Gary Watts

@gary.sa.watts

The importance of a growth mindset

November 2nd 2018

Even kids are noticing it

Adoption of technology in the U.S., 1900 to present, BLACKROCK

My seven-year old daughter is good on her bike. My son, four years old, not yet so good — he’s learning fast, but swinging from brave and proud, to reluctant and indignant.

On a bike trip the other day around the area we live, with the sun shining, it was time to develop those skills. We set off, and my son proceeded to fall off four times in the first five minutes. As might be expected, his patience was thinning a little, and with his four year old arms on his hips, he gave the three of us both barrels.

You need to have a growth mindset

My seven year old daughter said.

I laughed, and my son was stunned into silence. She didn’t get that turn of phrase from me or my wife, must be the school.

So why do we all need a growth mindset?

Original source unknown, copied from Whickham Parochial School’s article

The world is changing quickly and the pace of change is accelerating. You can’t keep up. But you have to, because it makes you feel alive, keeps you relevant, and is exhilarating. Who wants to get left behind, how interesting the changing world is — what will it be like tomorrow. The great news is, you can get involved, and help shape tomorrow.

Like many I would occasionally attend courses in the past, maybe one or two a year, and in the old days I used to reach the level where I thought I had it covered: I knew ITIL, I knew outsourcing, I knew supportability, I knew system integration, I knew business change approaches, there wasn’t much more to learn — so I was comfortable, job done.

It’s been a while since I was comfortable, and I think many are the same. The pace of change is accelerating. Disruption S-curves are sharper and steeper than ever, and coming thicker and faster. It took decades before the Black and White telly was toppled by the Colour, or before Digital cameras toppled Kodak (who perversely invented the thing), but these days, disruption happens in single-digit years, if not months. See the graphic at the top of this article used by Tony Seba in his essential Clean Disruption — Energy & Transport video, and referenced in the article the Things I’ve Learned from Tony Seba by Gua Tabidze.

As you can see, the lines are getting sharper, they’re almost vertical. Non agile businesses, organisations and people, be afraid.

Organisations in the world, private, public, whatever their line of business, are increasingly recognising they need to be a software organisation in their field to be successful, and the great differentiator is agility and time to market — we need to go faster, we need to accelerate. Courtney Kissler, Vice President of Nike Digital Platform Engineering, said “one of my “a ha” moments was the shift to optimizing for speed… up until that point, our IT organization was optimized for cost”.

Technology is changing. Ways of working are changing. Automation and machine learning is upon us. Innovation is everywhere. Podcasts proliferate. Books upon books. LinkedIn went from a boring “I work here” tool, to a powerful network multiplier and source of insight or provocative thinking every day.
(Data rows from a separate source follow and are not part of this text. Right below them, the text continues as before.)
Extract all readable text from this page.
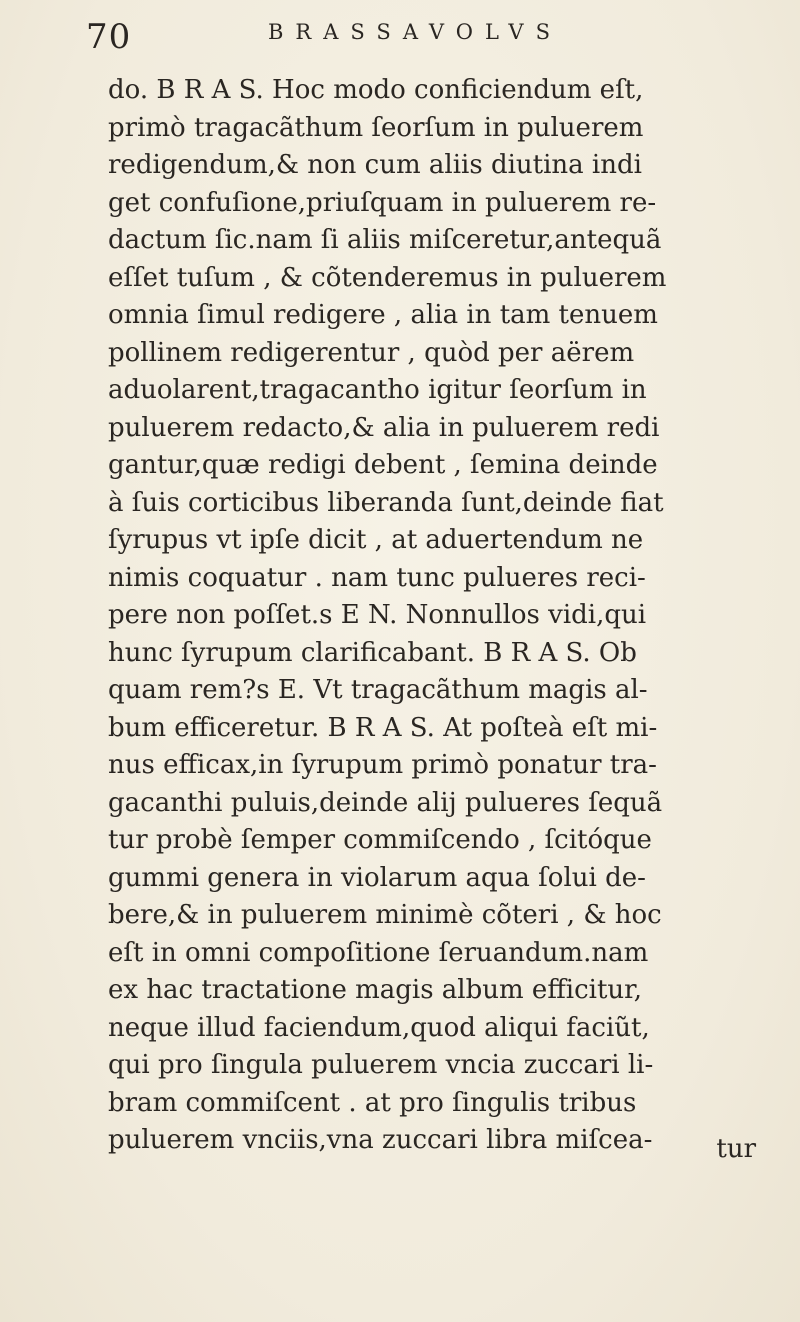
70	BRASSAVOLVS
do. B R A S. Hoc modo conficiendum eſt,
primò tragacãthum ſeorſum in puluerem
redigendum,& non cum aliis diutina indi
get confuſione,priuſquam in puluerem re-
dactum ſic.nam ſi aliis miſceretur,antequã
eſſet tuſum , & cõtenderemus in puluerem
omnia ſimul redigere , alia in tam tenuem
pollinem redigerentur , quòd per aërem
aduolarent,tragacantho igitur ſeorſum in
puluerem redacto,& alia in puluerem redi
gantur,quæ redigi debent , ſemina deinde
à ſuis corticibus liberanda ſunt,deinde fiat
ſyrupus vt ipſe dicit , at aduertendum ne
nimis coquatur . nam tunc pulueres reci-
pere non poſſet.s E N. Nonnullos vidi,qui
hunc ſyrupum clarificabant. B R A S. Ob
quam rem?s E. Vt tragacãthum magis al-
bum efficeretur. B R A S. At poſteà eſt mi-
nus efficax,in ſyrupum primò ponatur tra-
gacanthi puluis,deinde alij pulueres ſequã
tur probè ſemper commiſcendo , ſcitóque
gummi genera in violarum aqua ſolui de-
bere,& in puluerem minimè cõteri , & hoc
eſt in omni compoſitione ſeruandum.nam
ex hac tractatione magis album efficitur,
neque illud faciendum,quod aliqui faciũt,
qui pro ſingula puluerem vncia zuccari li-
bram commiſcent . at pro ſingulis tribus
puluerem vnciis,vna zuccari libra miſcea-	tur
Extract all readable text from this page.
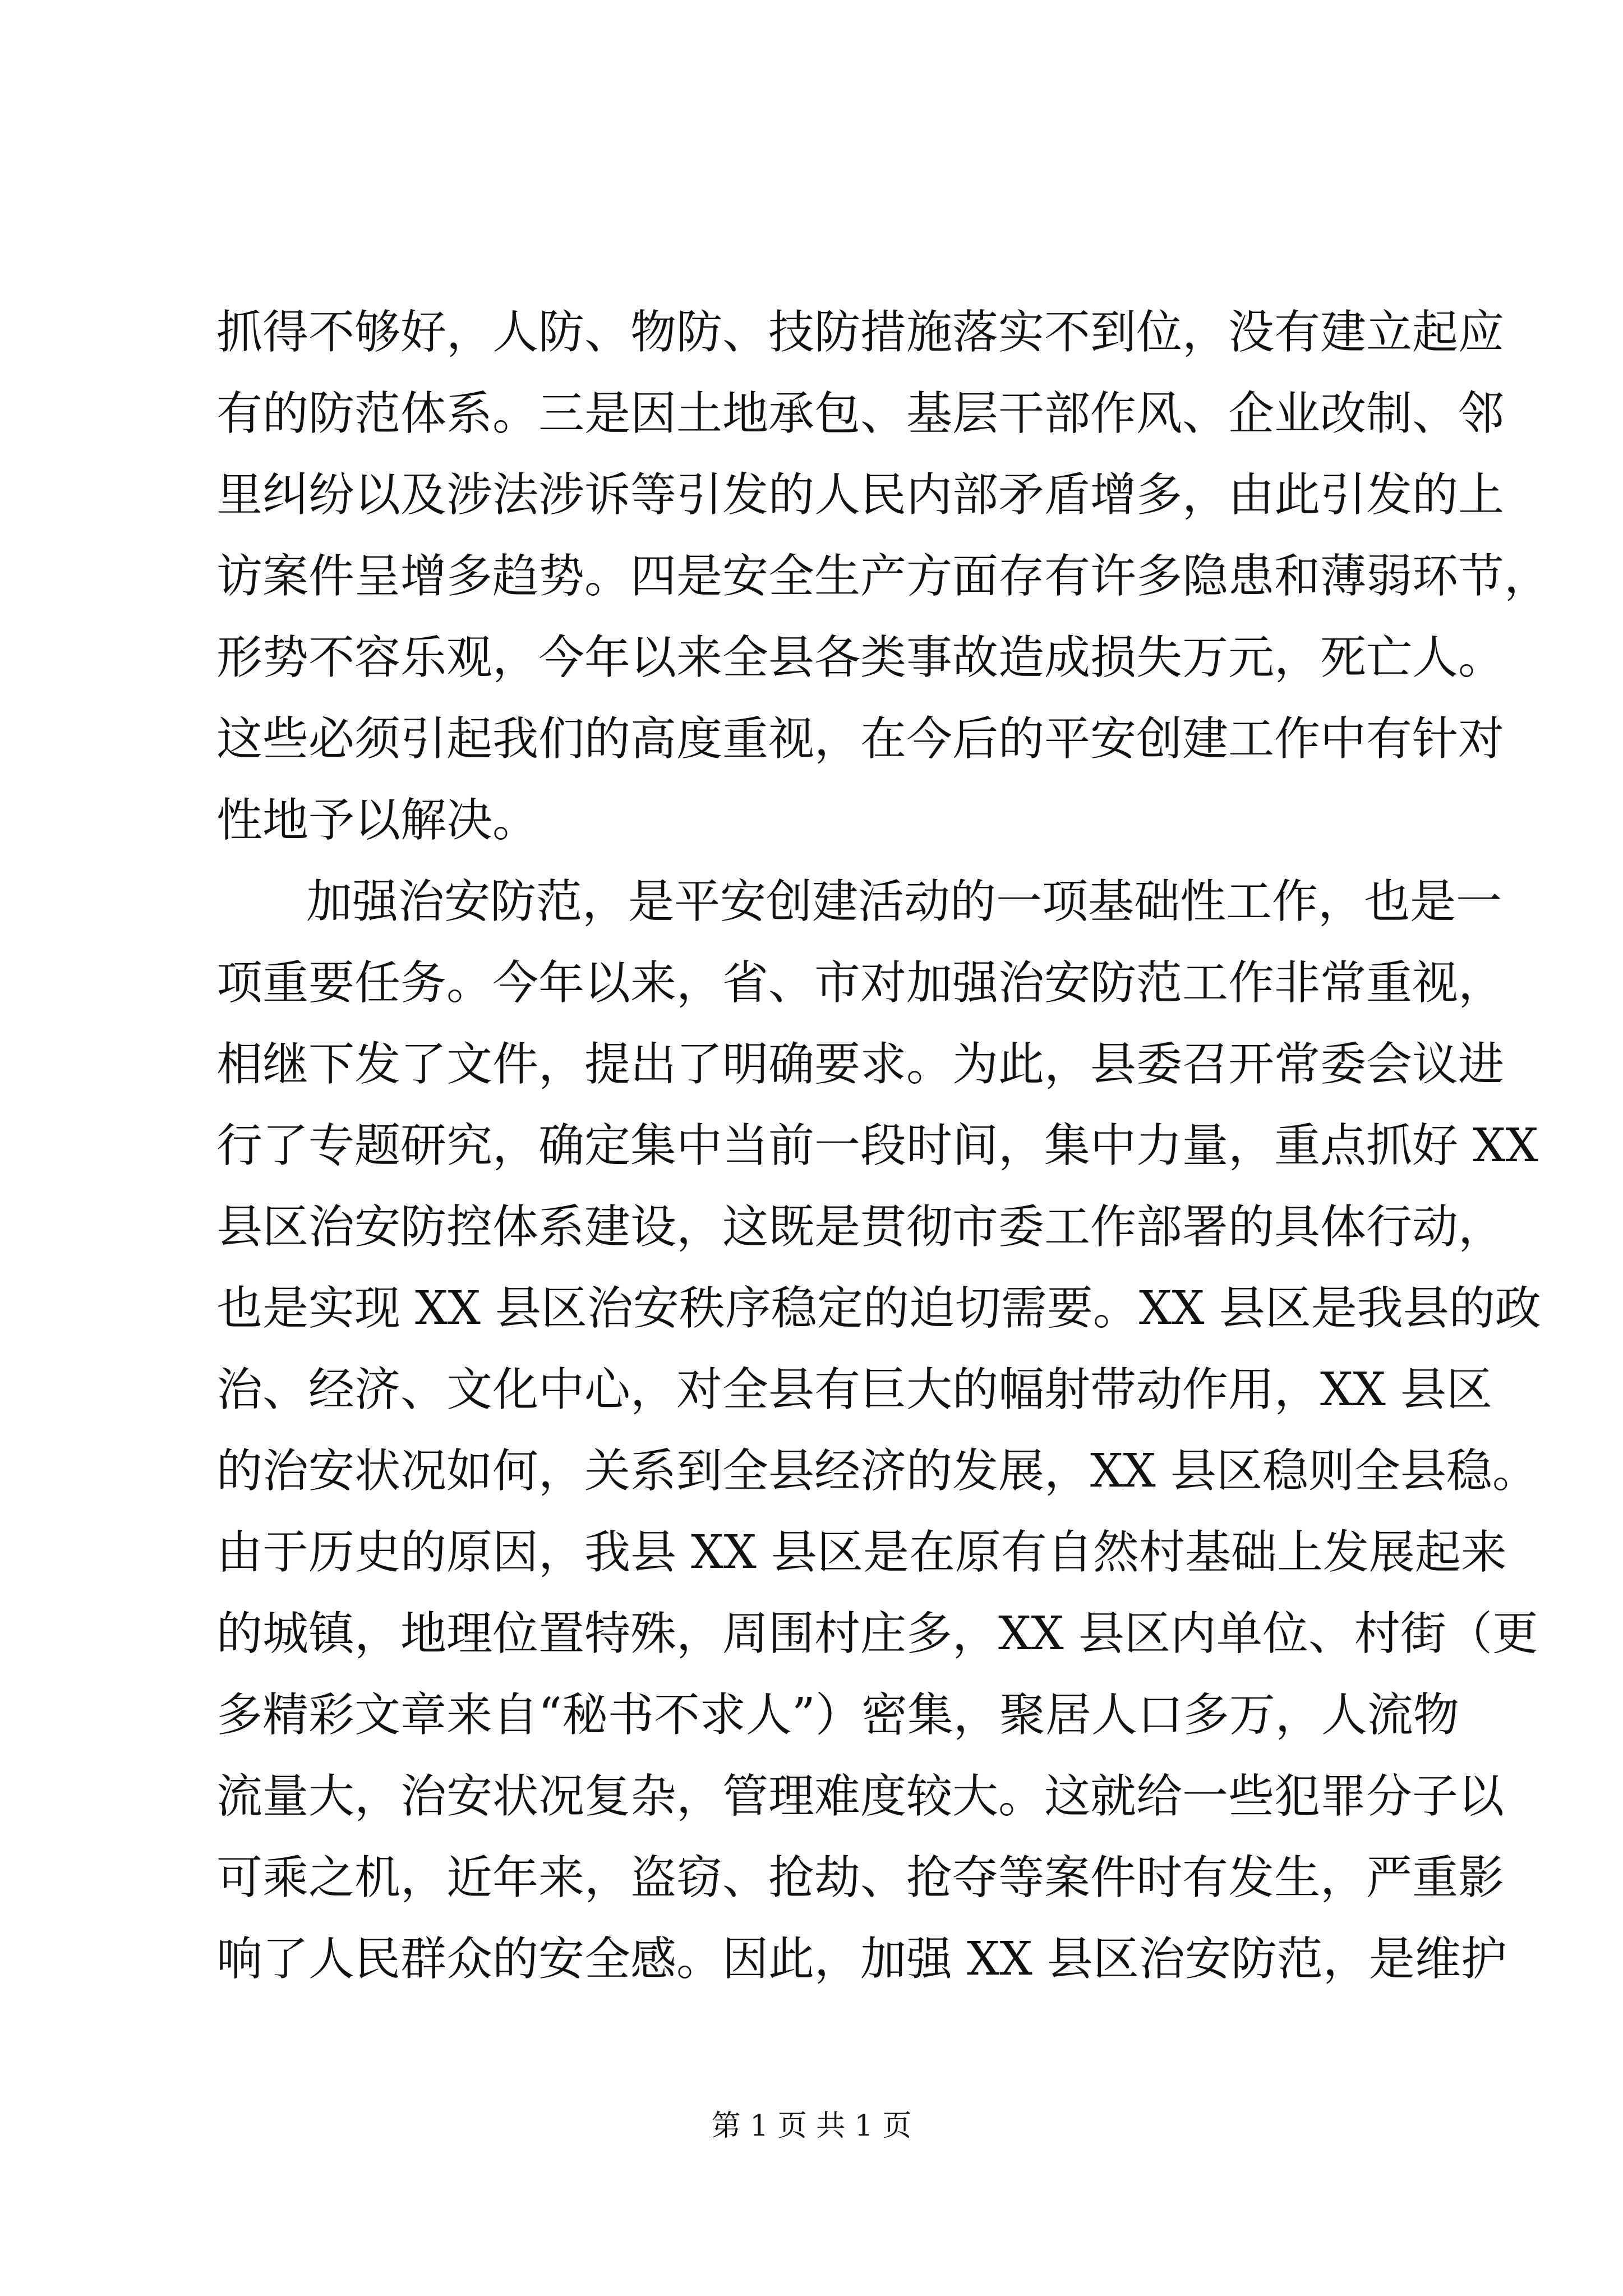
抓得不够好，人防、物防、技防措施落实不到位，没有建立起应
有的防范体系。三是因土地承包、基层干部作风、企业改制、邻
里纠纷以及涉法涉诉等引发的人民内部矛盾增多，由此引发的上
访案件呈增多趋势。四是安全生产方面存有许多隐患和薄弱环节，
形势不容乐观，今年以来全县各类事故造成损失万元，死亡人。
这些必须引起我们的高度重视，在今后的平安创建工作中有针对
性地予以解决。
加强治安防范，是平安创建活动的一项基础性工作，也是一
项重要任务。今年以来，省、市对加强治安防范工作非常重视，
相继下发了文件，提出了明确要求。为此，县委召开常委会议进
行了专题研究，确定集中当前一段时间，集中力量，重点抓好 XX
县区治安防控体系建设，这既是贯彻市委工作部署的具体行动，
也是实现 XX 县区治安秩序稳定的迫切需要。XX 县区是我县的政
治、经济、文化中心，对全县有巨大的幅射带动作用，XX 县区
的治安状况如何，关系到全县经济的发展，XX 县区稳则全县稳。
由于历史的原因，我县 XX 县区是在原有自然村基础上发展起来
的城镇，地理位置特殊，周围村庄多，XX 县区内单位、村街（更
多精彩文章来自“秘书不求人”）密集，聚居人口多万，人流物
流量大，治安状况复杂，管理难度较大。这就给一些犯罪分子以
可乘之机，近年来，盗窃、抢劫、抢夺等案件时有发生，严重影
响了人民群众的安全感。因此，加强 XX 县区治安防范，是维护
第 1 页 共 1 页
What is increasing in the world is complexity and pace. There has always been the adoption S curve, but now it’s getting steeper.

The future belongs to those who learn more skills and combine them in creative ways.

Robert Greene, Mastery

Photo by Matt Heaton on Unsplash

“Successful people know this. They invest an immense amount of time on a daily basis to develop a growth mindset, acquire new knowledge, learn new skills and change their perception so that it can benefit their lives.” Zdravko Cvijetic writes.

You need to have a growth mindset. Increasingly, it’s not an option to “stick with what you know”, be closed minded or have a fixed mindset. You need to think, “challenges help me to grow”, be inspired by the success of others, and have an open, and growth mindset. Continual learning is one of the few constants.

The sun was still shining, and my son got back on his bike. He wasn’t having his sister coming out with smart alec comments about growth mindset and then pedalling off into the sun. He was four, he was assertive, he had a growth mindset, and he would pedal, faster. Besides, it was essential to get home first, as that’s where the chocolate is.

Nettles photo by Paul M on Unsplash

He started well, pedalling, balancing. Focus, discipline, resilience, perseverance. Inspecting and adapting as he went. Taking in all the information and synthesising it into his new world view and confidence. He would do this. Then he fell off sideways into a massive pile of nettles. The pain.

The point is, you’ve got to keep trying, you’ve got to keep learning. A blow can be a blessing. The bad patches are the ones you learn the most from. No one really learns when everything is going fine.

So get that podcast app installed (I’ve found Pocket Casts is the best), subscribe to Medium (an ad-free story source that provides a platform for independent writing — everyone has a story to tell), subscribe to Audible (if you’re in any way involved in software you should read Accelerate: Building and Scaling High-Performing Technology Organizations), get the physical books too, go to conferences, connect with people, learn from others, share ideas, and avoid those nettles, but if you get stung, get back up again. The world is changing fast, you need a growth mindset, and you need to get involved.

And to find your purpose, maybe you need to find your Ikigai — see Thomas Oppong’s article on The Japanese Secret to a Long and Happy Life — worth reading, if for no other reason than how many other articles feature a four circle Venn diagram?